(AscendHealthy.com) – Our genes define every aspect of our bodies, allowing for an incredible amount of diversity between us. We might not be able to see how many of those differences affect our health risks, but researchers may have pinpointed some interesting contenders. Among them, they explore the connections between the genes responsible for eye color and a few serious health conditions. Here’s what they’ve found.
Here’s the Link Between Eye Color and Health Risks.
Genes Can Have Multiple Functions
When we consider all that goes into our genetic code, we might assume each gene has one specific function. Experts still only understand a fraction of the human genome, but they’ve uncovered enough to know some genes can each affect more than one system in the body. This phenomenon, called pleiotropy, occurs in both animals and plants, and it can have some surprising results.
Some people might know about the strange connection between blue-eyed white cats and deafness, so they might not be surprised to find similar, less severe links exist in humans. Research has shown people with blue eyes are more likely to accrue hearing loss than people with darker eyes.
Melanin, the pigment responsible for dark eye and skin color, could have properties that help protect against hearing loss. More studies are necessary to determine how exactly melanin interacts with the ears.
The connections between pigment and skin cancer are well defined: The less overall pigment a person has, the higher their risks of developing skin cancer. The link, then, between lighter eye colors and skin cancer isn’t too surprising. Their connection to actinic keratoses, a type of non-melanoma skin cancer, could be particularly strong.

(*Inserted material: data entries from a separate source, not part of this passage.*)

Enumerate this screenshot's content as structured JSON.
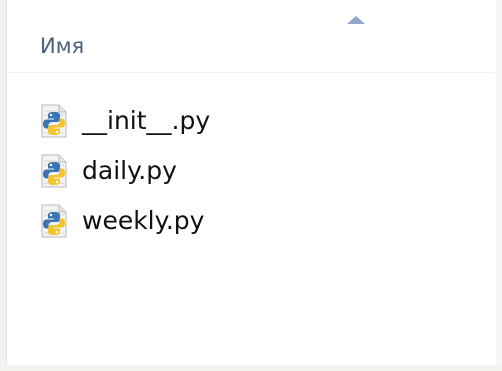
{
  "header": {
    "column_name": "Имя",
    "sort_direction": "ascending"
  },
  "files": [
    {
      "name": "__init__.py",
      "icon": "python-file-icon"
    },
    {
      "name": "daily.py",
      "icon": "python-file-icon"
    },
    {
      "name": "weekly.py",
      "icon": "python-file-icon"
    }
  ],
  "colors": {
    "header_text": "#4c607a",
    "sort_arrow": "#8fa7c7",
    "python_blue": "#3a74b4",
    "python_yellow": "#f2c530"
  }
}
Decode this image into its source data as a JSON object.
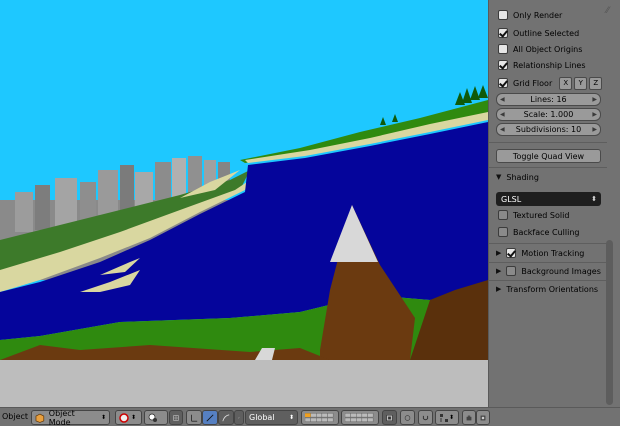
{
  "npanel": {
    "display": [
      {
        "label": "Only Render",
        "checked": false
      },
      {
        "label": "Outline Selected",
        "checked": true
      },
      {
        "label": "All Object Origins",
        "checked": false
      },
      {
        "label": "Relationship Lines",
        "checked": true
      }
    ],
    "grid_floor": {
      "label": "Grid Floor",
      "checked": true,
      "axes": [
        "X",
        "Y",
        "Z"
      ]
    },
    "lines": "Lines: 16",
    "scale": "Scale: 1.000",
    "subdivisions": "Subdivisions: 10",
    "toggle_quad_view": "Toggle Quad View",
    "shading": {
      "title": "Shading",
      "mode": "GLSL",
      "textured_solid": {
        "label": "Textured Solid",
        "checked": false
      },
      "backface_culling": {
        "label": "Backface Culling",
        "checked": false
      }
    },
    "motion_tracking": {
      "label": "Motion Tracking",
      "checked": true
    },
    "background_images": {
      "label": "Background Images",
      "checked": false
    },
    "transform_orientations": "Transform Orientations"
  },
  "header": {
    "menu": "Object",
    "mode": "Object Mode",
    "orientation": "Global"
  },
  "colors": {
    "sky": "#1ec8ff",
    "water": "#05059b",
    "grass": "#2f8a0f",
    "sand": "#d9d7a0",
    "mountain": "#6b3a10",
    "snow": "#d8d8d8",
    "panel": "#727272"
  }
}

People with lighter iris colors have a higher risk of developing cancer in the eyes themselves, as well. One study found a strong connection to lighter eye color and uveal melanoma, the most common cancer found in adult eyes. People at risk for this type of cancer may also be more genetically predisposed to developing cutaneous melanoma of the skin.
Only people of European descent have variations in eye color other than brown. Within this specific group, research suggests people with blue eyes could be at higher risk of developing alcoholism. Among the numerous genes that can interfere with the way we metabolize alcohol, some of them might be more common among people with blue eyes.

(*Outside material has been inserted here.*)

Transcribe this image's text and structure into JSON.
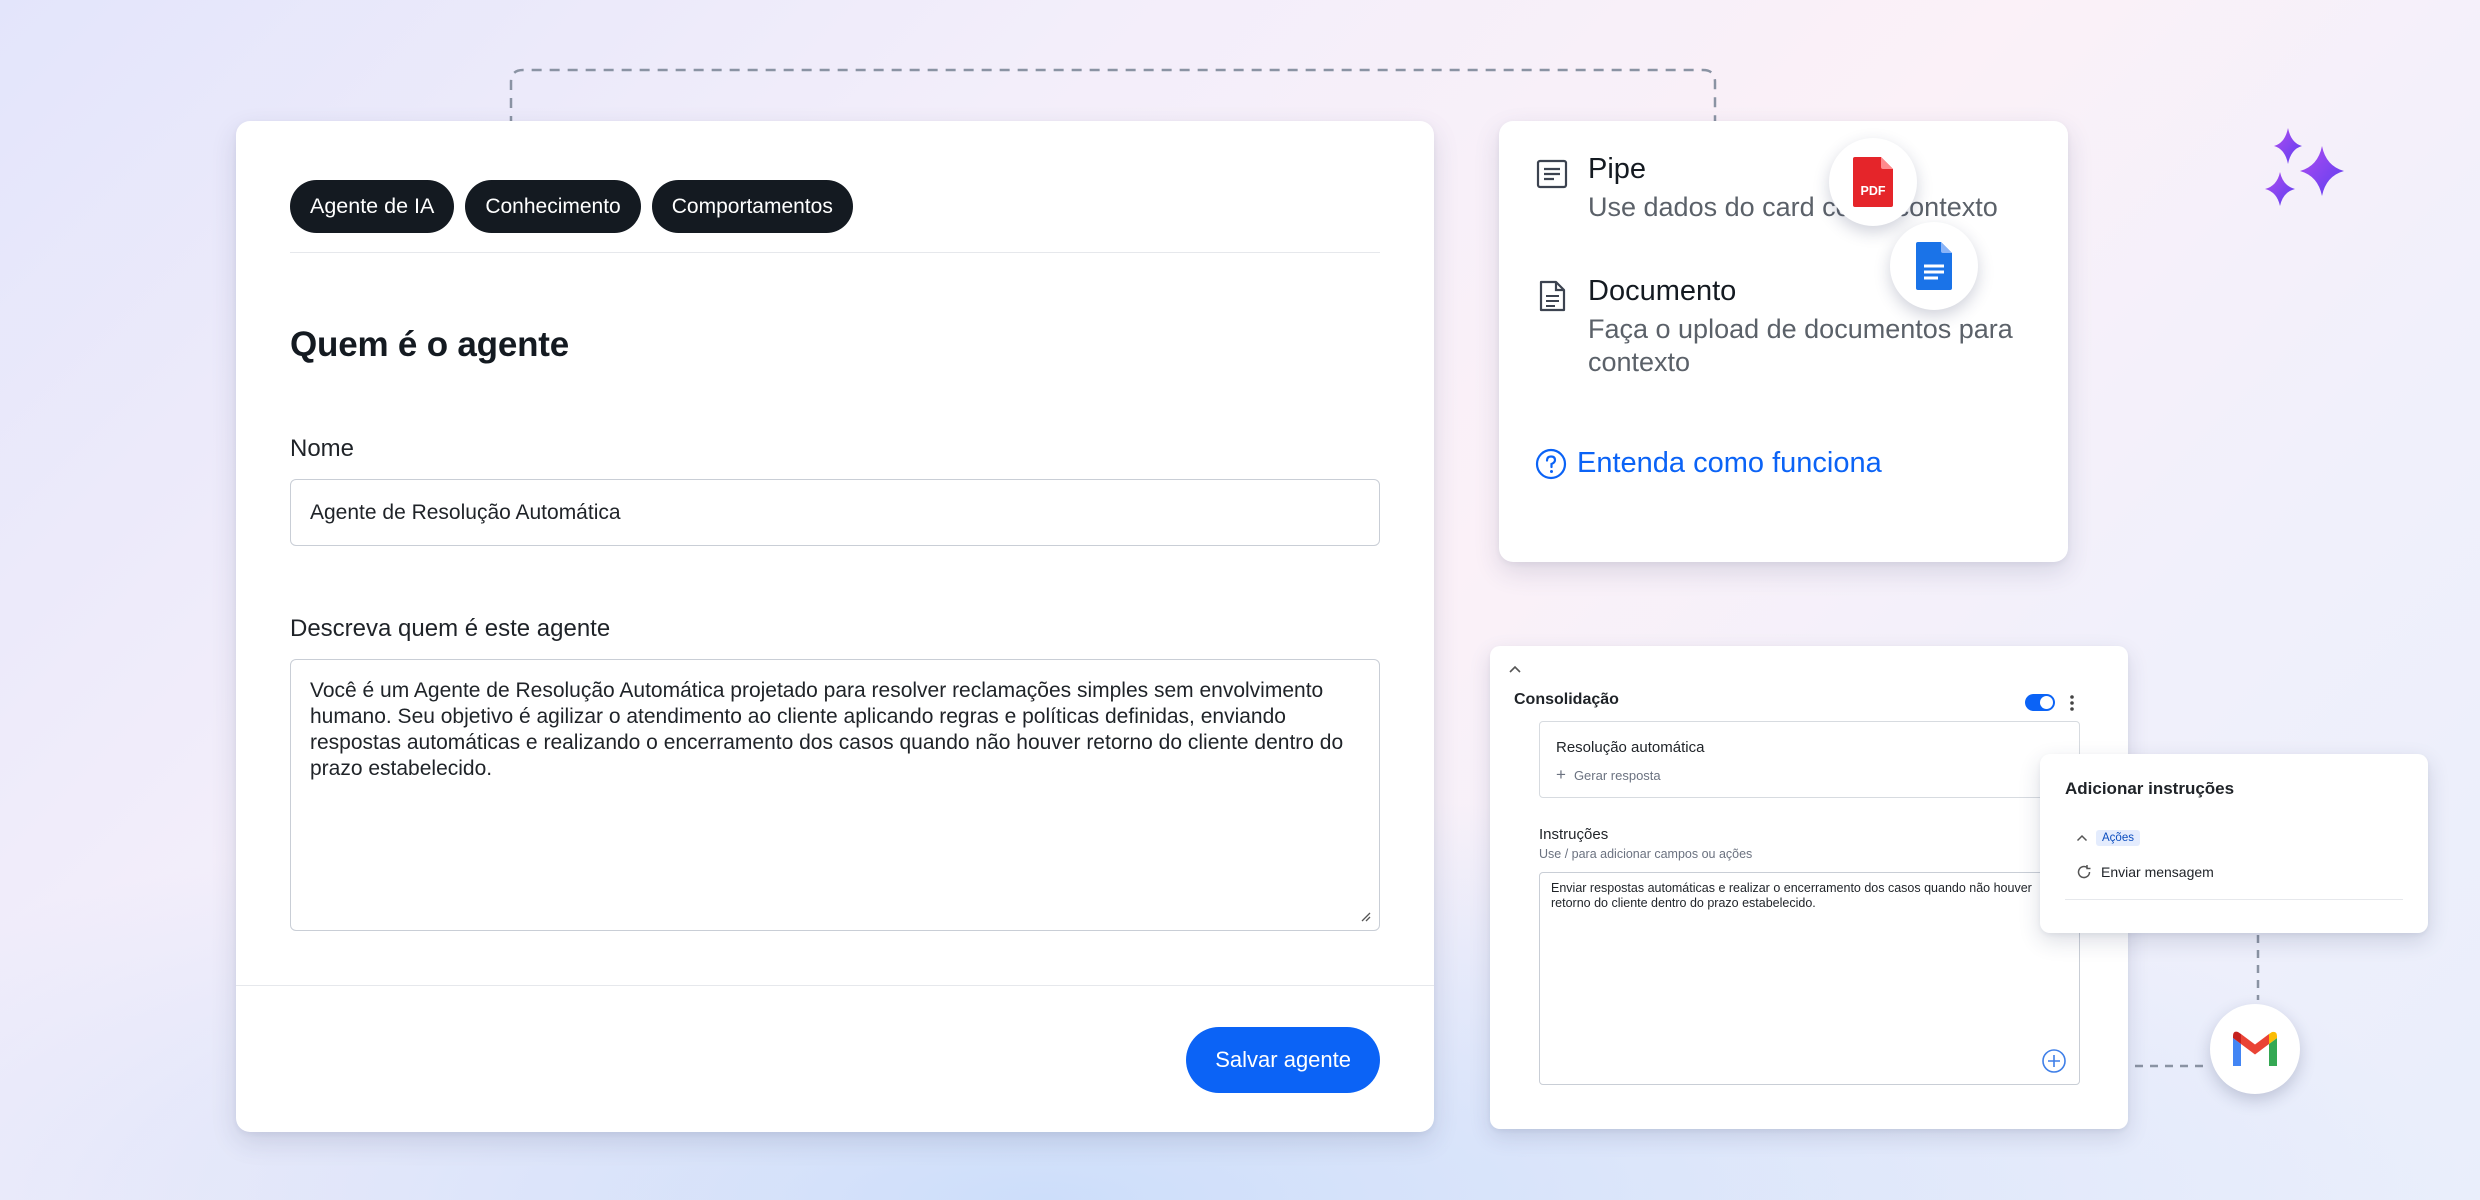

Our eye color is the chance result of the genes we’re born with, and it’s just one trait of many that make us who we are — but it could also say a lot about certain health risks. We still know so little about the connections between different genetic links, but the more we uncover, the more complex and bizarre they seem to be. Future research may help doctors better personalize healthcare, focusing more on genetic risk factors and how each might interact with other areas in the body.